Imagine you worked for weeks on your application for admission to Grad School. Based on your credentials, you’re convinced your admission is a done deal. However, to your big surprise, the Admissions Department emails you saying you didn’t make the cut. The small print in the email says that starting this year, admissions decisions rely 100% on the “revolutionary ML-based process” developed by researchers at the same university.
Shoot! Now on top of your disappointment you have tons of questions–how are decisions made by this machine learning (ML) tool? What were your weak points compared with other applicants? What can you improve to increase your chances for next year?
As ML models are increasingly finding their way across industry and society in general, there is a growing need to justify how and why these models provide specific outcomes. I can easily understand why we prefer models that, in addition to producing accurate predictions, these predictions can be justified or “explained”. In contrast to physics-based models, ML models are mostly “black boxes” and therefore to explain their predictions is extremely challenging. From my experience, the collaboration between data scientists and subject-matter-experts (SMEs) gets a lot more productive when model outcomes are explained, and these explanations match SME’s intuition–trust in the modeling process and outcomes increases dramatically.
Fortunately, over the last few years, the ML/AI community has developed methods to explain model predictions, giving rise to the Explainable AI (XAI) area of research. SHAP (SHapley Additive exPlanations) is one popular XAI method with a solid math foundation and an efficient implementation. Next, I will describe a successful application of SHAP to explain mechanical events for a widely used Schlumberger drilling tool.
The event diagnostics algorithm was developed in a joint effort, between some of our SMEs based in the UK and data scientists in the US, to detect and classify events in five different categories, including continuous and intermittent events. The algorithm development relied on run-data from thousands of time-series available at our data store. Portions of these time-series were manually “labeled” by different SMEs covering all event categories. Since the time needed to label this volume of samples was impractically long, two innovative steps were taken: (1) a labeling workflow was put together based on a time-series visualization tool and (2) the number of samples to be labeled was substantially lowered by implementing Active Learning–an ML technique to iteratively select/prioritize samples. These steps cut the labeling time by about 80%. The diagnostics algorithm developed and validated from these samples involves a sophisticated logic triggered by a handful of sensor readings, which proved to be very accurate.
Once this diagnostics algorithm was deployed, some of our key Schlumberger stakeholders were very keen on “explaining” the detected events in terms of drilling parameters, including different mud properties, flow rates, and borehole temperatures. To this goal, the detection outcomes provided by the diagnostics algorithm for some 15,000 runs were used as “labeled events” to train an ML model to output event probability as a function of drilling parameters. This model was later explained using SHAP.
Figure 1 summarizes our SHAP results for the more than 3,000 cases that were classified within a particular event category by our diagnostics algorithm.

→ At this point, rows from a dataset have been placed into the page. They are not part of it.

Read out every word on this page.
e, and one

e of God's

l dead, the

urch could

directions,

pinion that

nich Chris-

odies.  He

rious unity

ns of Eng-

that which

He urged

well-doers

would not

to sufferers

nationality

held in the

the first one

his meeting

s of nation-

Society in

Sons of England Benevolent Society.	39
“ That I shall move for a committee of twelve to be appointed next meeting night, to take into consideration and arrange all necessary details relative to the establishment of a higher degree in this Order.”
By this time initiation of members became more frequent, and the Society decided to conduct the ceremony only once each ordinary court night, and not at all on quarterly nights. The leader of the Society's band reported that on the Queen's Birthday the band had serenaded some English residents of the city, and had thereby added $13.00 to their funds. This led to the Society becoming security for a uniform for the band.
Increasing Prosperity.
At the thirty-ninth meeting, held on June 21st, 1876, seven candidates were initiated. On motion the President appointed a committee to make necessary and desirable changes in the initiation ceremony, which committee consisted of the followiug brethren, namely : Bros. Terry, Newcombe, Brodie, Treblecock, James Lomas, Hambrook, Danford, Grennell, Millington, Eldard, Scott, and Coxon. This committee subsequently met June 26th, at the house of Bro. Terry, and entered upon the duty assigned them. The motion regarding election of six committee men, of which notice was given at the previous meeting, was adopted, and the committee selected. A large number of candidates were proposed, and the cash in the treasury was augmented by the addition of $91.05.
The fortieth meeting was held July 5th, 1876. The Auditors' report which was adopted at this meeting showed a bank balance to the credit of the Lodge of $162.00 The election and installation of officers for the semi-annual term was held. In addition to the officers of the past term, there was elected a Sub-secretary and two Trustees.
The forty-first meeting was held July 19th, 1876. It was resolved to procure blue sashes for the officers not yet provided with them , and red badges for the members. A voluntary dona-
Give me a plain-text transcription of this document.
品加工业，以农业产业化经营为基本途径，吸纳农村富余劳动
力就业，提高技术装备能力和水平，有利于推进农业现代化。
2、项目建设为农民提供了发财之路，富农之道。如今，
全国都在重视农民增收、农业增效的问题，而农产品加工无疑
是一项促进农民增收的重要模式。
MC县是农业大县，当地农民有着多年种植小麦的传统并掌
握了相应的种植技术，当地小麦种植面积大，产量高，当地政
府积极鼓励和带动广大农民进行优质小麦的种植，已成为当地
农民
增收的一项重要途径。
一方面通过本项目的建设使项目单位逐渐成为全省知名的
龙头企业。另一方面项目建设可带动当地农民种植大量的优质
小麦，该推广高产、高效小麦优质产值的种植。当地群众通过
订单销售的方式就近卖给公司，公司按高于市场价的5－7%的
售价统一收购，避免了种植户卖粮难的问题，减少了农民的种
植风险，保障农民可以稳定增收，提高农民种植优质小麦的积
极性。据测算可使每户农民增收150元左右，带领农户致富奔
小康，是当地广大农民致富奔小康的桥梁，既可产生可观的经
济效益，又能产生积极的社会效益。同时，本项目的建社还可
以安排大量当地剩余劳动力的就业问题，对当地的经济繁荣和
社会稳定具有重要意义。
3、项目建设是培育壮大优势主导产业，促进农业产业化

Mud density is the top factor determining this event category, followed by borehole pressure, maximum borehole temperature, and so on. For instance, the color-coding means that the higher the value of mud density (i.e., the closer to the red color the dots are), the higher the event probability (impact on the model output on the x-axis). On the other hand, for example, the lower the value of mud water content, the higher the event probability.
Fig. 1 The SHAP value.
In Figure 2, the blue bars show the event rate as a function of mud density measured in pounds per gallon (lbm/galUS). This even rate is computed via our diagnostics algorithm for 10 intervals (bins) of mud density, spanning from the lowest to the highest possible lbm/galUS. The bar attached to the right of each one of the blue bars indicates the main drivers for these cases–that is, they capture the leading contributors to these events corresponding to each one of the mud-density bins. It is evident from the chart that the four bins corresponding to higher-density muds, the main driver is the mud ppg itself. The leading factors are much more diverse for low ppg muds and include Borehole-Pressure and Average Flow Rate.
Based on the results in Figure 2, our Operations Integrity organization recently issued a field communication with updated recommendations on tool configurations for high mud densities.
To conclude, I would emphasize that Explainable AI can, and should, be applied to many other cases across the industry to build trust in using ML models and increase their efficiency.
Fig. 2 Event rate compared with mud density.